Trailwatch: Bugs, beards, bombs and a hunting license for ISIS
The Missouri AG candidates are still hammering each other — over Chinese farm ownership and beards. Sen. Roy Blunt and Missouri Democrats mixed it up over anti-Zika funding and fundraising. And did Catherine Hanaway really prosecute 4,000 cases?
To the trail!
☆ Missouri GOP Governor
For a donation to Eric Greitens, you can proudly display an ISIS hunting permit. No limit, by the way. The request caused ripples across the nation. Greitens appeared on Fox and Friends to claim the fight against ISIS isn’t just overseas.
To no one’s surprise, Hanaway criticized Gov. Jay Nixon for his veto of the gun bill. So did Peter Kinder. More here.
In an ad, Hanaway claims she prosecuted 4,000 cases. Inquisitive readers ask: is that accurate? After all, she served as U.S. Attorney for just four years — that would mean she prosecuted almost four cases every business day.
Answer: The number should not be taken literally. A better phrase: her office brought more than 4,000 cases during her time in the U.S. Attorney’s office.
Missouri Right to Life PAC endorsed three GOP candidates for governor, as we first reported, but not Greitens. That caused a few rumbles this week, and Greitens responded with a video.
He also launched a new TV ad entitled “Suicide Truck Bomb.”
☆ Missouri Senate
Compare these press release headlines:
“Jason Kander Opposes Veterans, Zika, NGA Funding”
“Senator (Roy) Blunt Admits He Skipped Crucial Zika Negotiations But Still Had Time for 2 Fundraisers”
The U.S. Senate race in Missouri stung this week, with both parties swarming over funding for fighting the dread Zika virus.
Our Lindsay Wise has a fine round-up of the back-and-forth here. And while we’re at it: is there anything more depressing, yet utterly predictable, than the politicization of the Zika response?
Roll Call said Thursday Kander is one of the strongest challengers in the country this cycle. Kander also claimed the support of liberal Sen. Elizabeth Warren on Thursday.
Blunt’s campaign hit Kander for hiring campaign staff after the election. “Kander spent thousands of government dollars over the past four years on salaries for former campaign employees,” a release said.

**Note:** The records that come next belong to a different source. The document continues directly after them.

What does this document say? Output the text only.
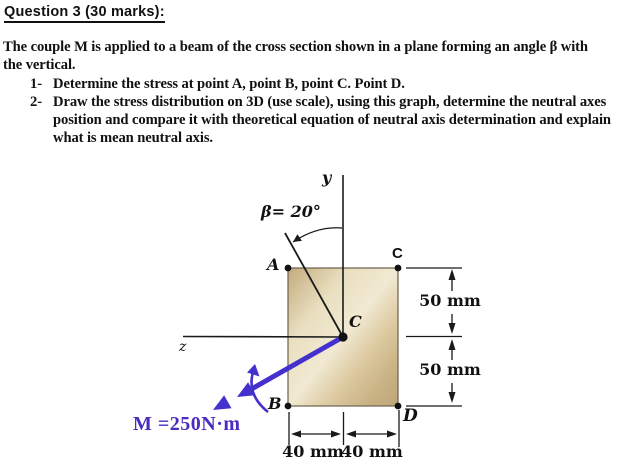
Question 3 (30 marks):
The couple M is applied to a beam of the cross section shown in a plane forming an angle β with
the vertical.
1- Determine the stress at point A, point B, point C. Point D.
2- Draw the stress distribution on 3D (use scale), using this graph, determine the neutral axes
position and compare it with theoretical equation of neutral axis determination and explain
what is mean neutral axis.
y
z
β= 20°
A
C
C
B
D
50 mm
50 mm
40 mm
40 mm
M =250N·m
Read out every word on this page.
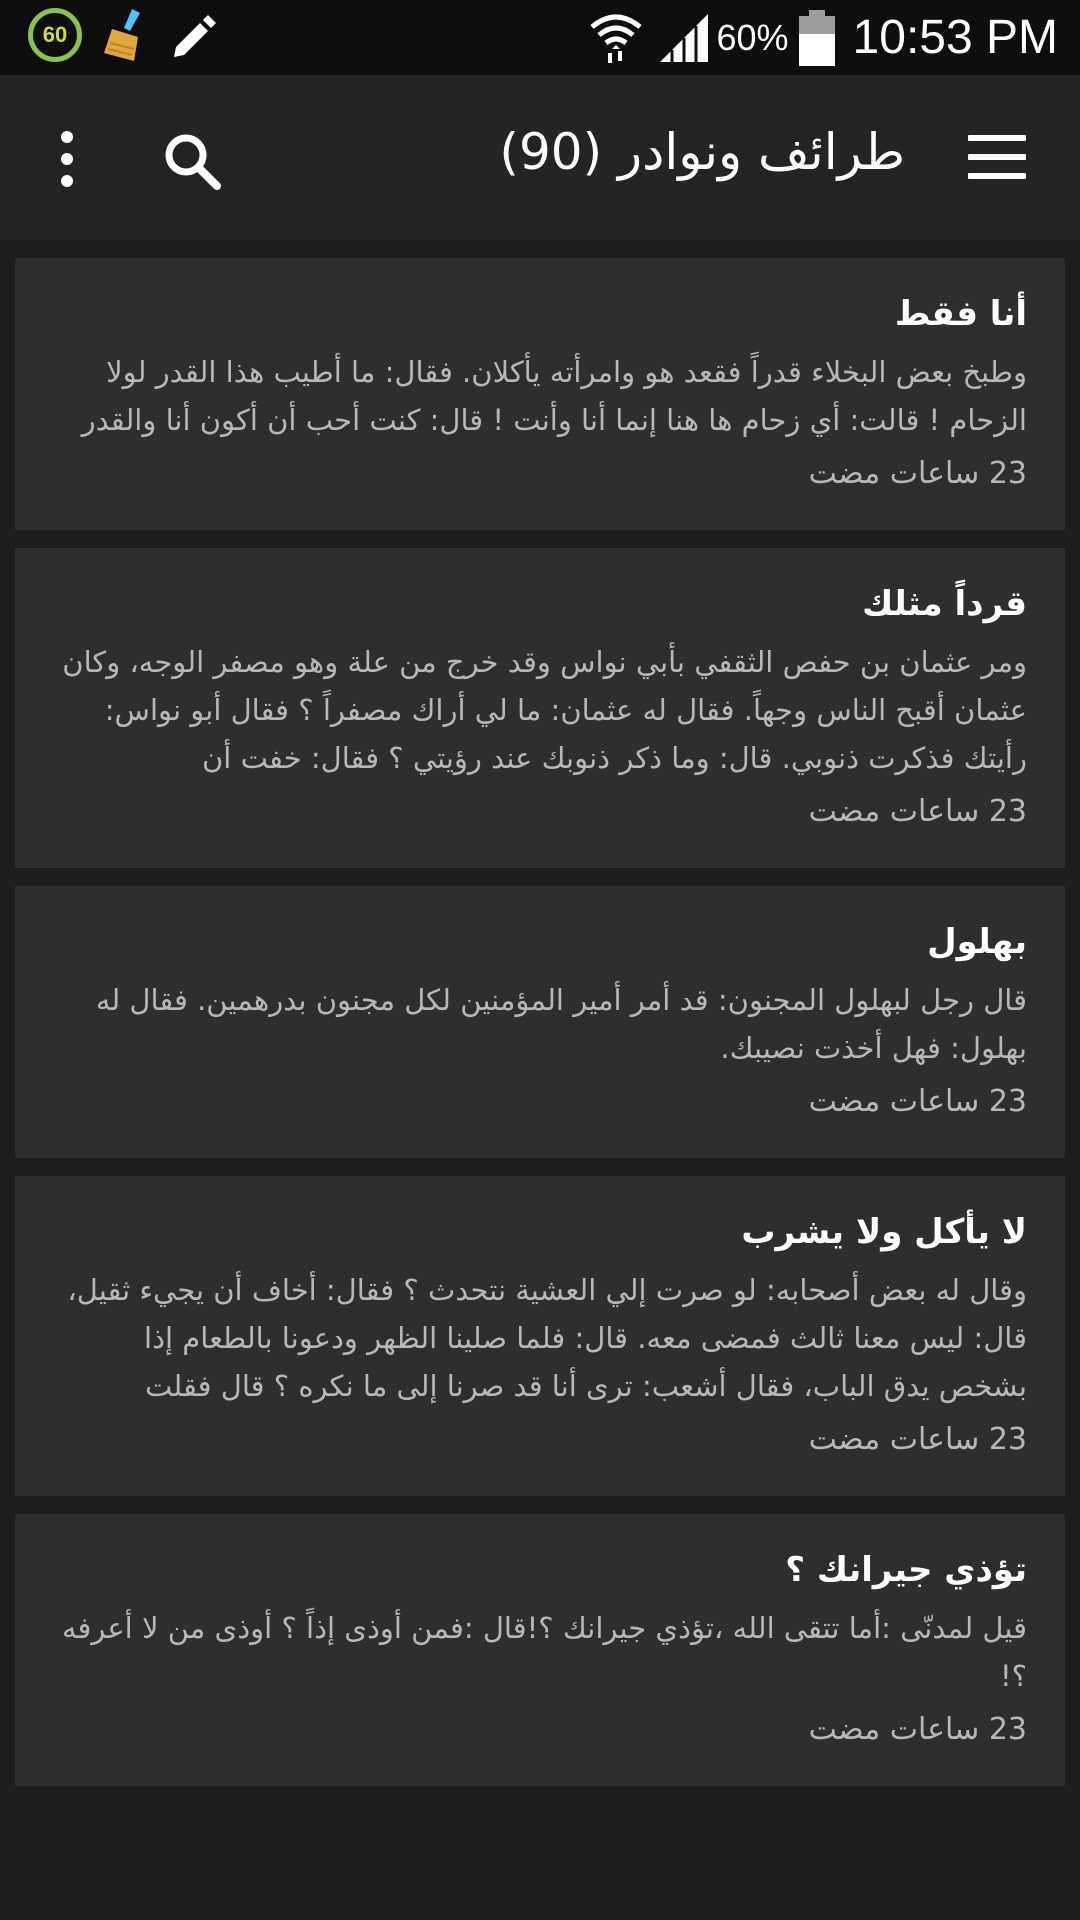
60	60% 10:53 PM
طرائف ونوادر (90)
أنا فقط
وطبخ بعض البخلاء قدراً فقعد هو وامرأته يأكلان. فقال: ما أطيب هذا القدر لولا الزحام ! قالت: أي زحام ها هنا إنما أنا وأنت ! قال: كنت أحب أن أكون أنا والقدر
23 ساعات مضت
قرداً مثلك
ومر عثمان بن حفص الثقفي بأبي نواس وقد خرج من علة وهو مصفر الوجه، وكان عثمان أقبح الناس وجهاً. فقال له عثمان: ما لي أراك مصفراً ؟ فقال أبو نواس: رأيتك فذكرت ذنوبي. قال: وما ذكر ذنوبك عند رؤيتي ؟ فقال: خفت أن
23 ساعات مضت
بهلول
قال رجل لبهلول المجنون: قد أمر أمير المؤمنين لكل مجنون بدرهمين. فقال له بهلول: فهل أخذت نصيبك.
23 ساعات مضت
لا يأكل ولا يشرب
وقال له بعض أصحابه: لو صرت إلي العشية نتحدث ؟ فقال: أخاف أن يجيء ثقيل، قال: ليس معنا ثالث فمضى معه. قال: فلما صلينا الظهر ودعونا بالطعام إذا بشخص يدق الباب، فقال أشعب: ترى أنا قد صرنا إلى ما نكره ؟ قال فقلت
23 ساعات مضت
تؤذي جيرانك ؟
قيل لمدنّى :أما تتقى الله ،تؤذي جيرانك ؟!قال :فمن أوذى إذاً ؟ أوذى من لا أعرفه ؟!
23 ساعات مضت
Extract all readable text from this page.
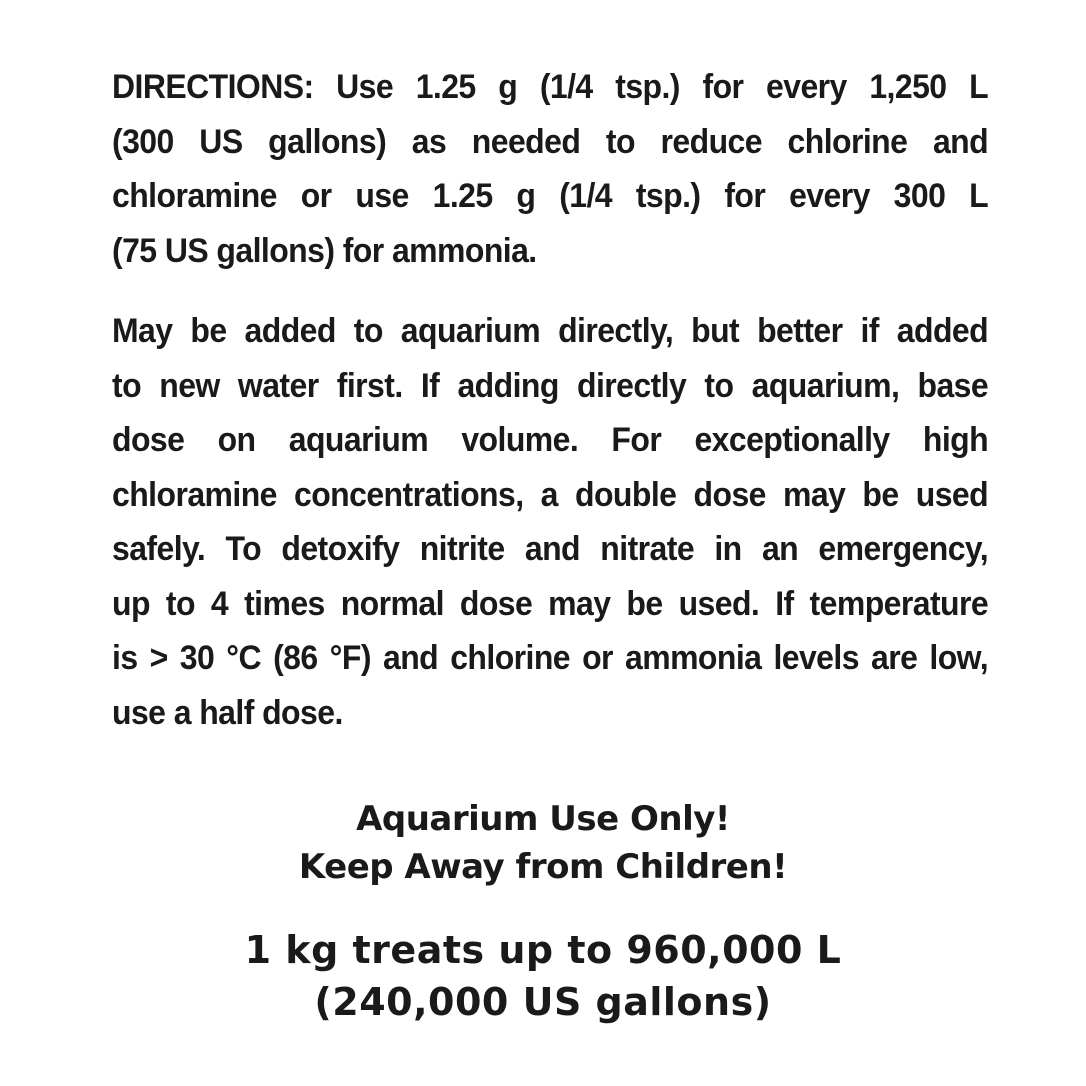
DIRECTIONS: Use 1.25 g (1/4 tsp.) for every 1,250 L
(300 US gallons) as needed to reduce chlorine and
chloramine or use 1.25 g (1/4 tsp.) for every 300 L
(75 US gallons) for ammonia.
May be added to aquarium directly, but better if added
to new water first. If adding directly to aquarium, base
dose on aquarium volume. For exceptionally high
chloramine concentrations, a double dose may be used
safely. To detoxify nitrite and nitrate in an emergency,
up to 4 times normal dose may be used. If temperature
is > 30 °C (86 °F) and chlorine or ammonia levels are low,
use a half dose.
Aquarium Use Only!
Keep Away from Children!
1 kg treats up to 960,000 L
(240,000 US gallons)
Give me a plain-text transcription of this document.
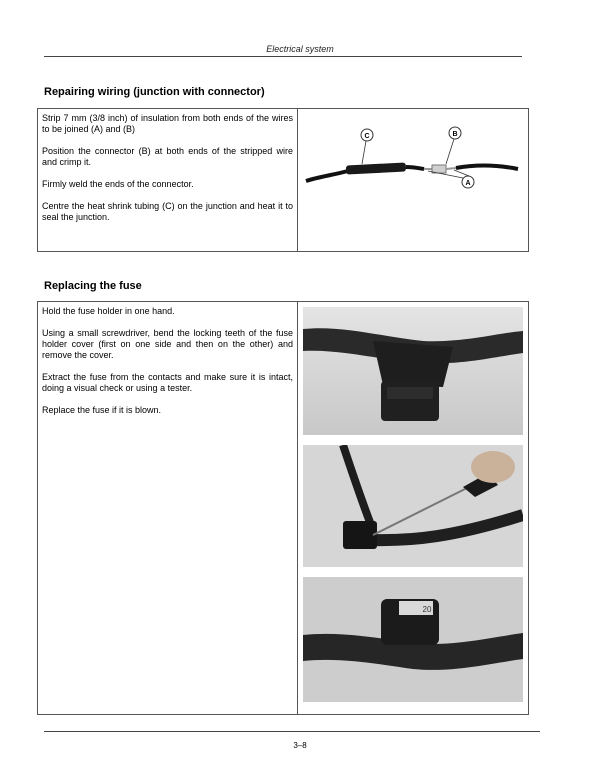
Electrical system
Repairing wiring (junction with connector)

Strip 7 mm (3/8 inch) of insulation from both ends of the wires to be joined (A) and (B)

Position the connector (B) at both ends of the stripped wire and crimp it.

Firmly weld the ends of the connector.

Centre the heat shrink tubing (C) on the junction and heat it to seal the junction.

C	B
A
Replacing the fuse

Hold the fuse holder in one hand.

Using a small screwdriver, bend the locking teeth of the fuse holder cover (first on one side and then on the other) and remove the cover.

Extract the fuse from the contacts and make sure it is intact, doing a visual check or using a tester.

Replace the fuse if it is blown.

20
3–8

The claim angered the Kander folks, who say 12 percent of Blunt’s employees after the 2010 election worked in his campaign. By contrast, they claim, 1.8 percent of Kander’s employees were campaign veterans.
☆ Missouri GOP Attorney General
The trench warfare continues....
Tea Party Patriots, a national nonprofit conservative organization, is out to get state Sen. Kurt Schaefer. In a new ad, the group accuses Schaefer of pushing legislation benefiting clients of his law firm, allowing Missouri farm land to be purchased by foreign corporations.
Watch it here:
Schaefer responded with a website.
The State Conservative Reform Action PAC out of Virginia said it would spend $1 million opposing Schaefer and supporting opponent Josh Hawley.
Hawley took fire this week in ads criticizing his role in a lawsuit over a terrorist’s beard.
Schaefer got a $20,000 contribution from David Steward, who served on the University of Missouri Board of Curators from 2011 until he resigned Feb. 1.
☆ Potpourri
Candidates on both sides of the state line were in a frenzy to score last-minute political donations before the midnight June 30 deadline.
This matters. The fund-raising numbers will be released in mid-July, and they will give the public a sense of who’s attracting early support before the August primary vote two weeks later
Donations don’t necessarily win elections. But they are seen as a signal of strength.
Our favorite frantic solicitations:
“URGENT: Only 12 hours left!” trumpeted in an email blast from GOP gubernatorial candidate Catherine Hanaway.
And...``What can $10 do?” from rival Peter Kinder.
☆ Kansas 01 House GOP primary
Out in western Kansas, incumbent Congressman Tim Huelskamp was facing a feisty challenge from rival Republican Roger Marshall.
An issue in a debate this week in Hutchinson? The fact that Huelskamp lost his seat on the House Ag Committee. Members of Congress from the district since the days of Lincoln have served on the farm panel.
Bob Dole, who once held the First District seat, weighed in with just his second Twitter post ever, admonishing Huelskamp to focus on issues instead of misleading attacks.
☆ The White House
We can’t help but note that polling guru Nate Silver this week forecast that Hillary Clinton has nearly an 80 percent chance of winning the November election.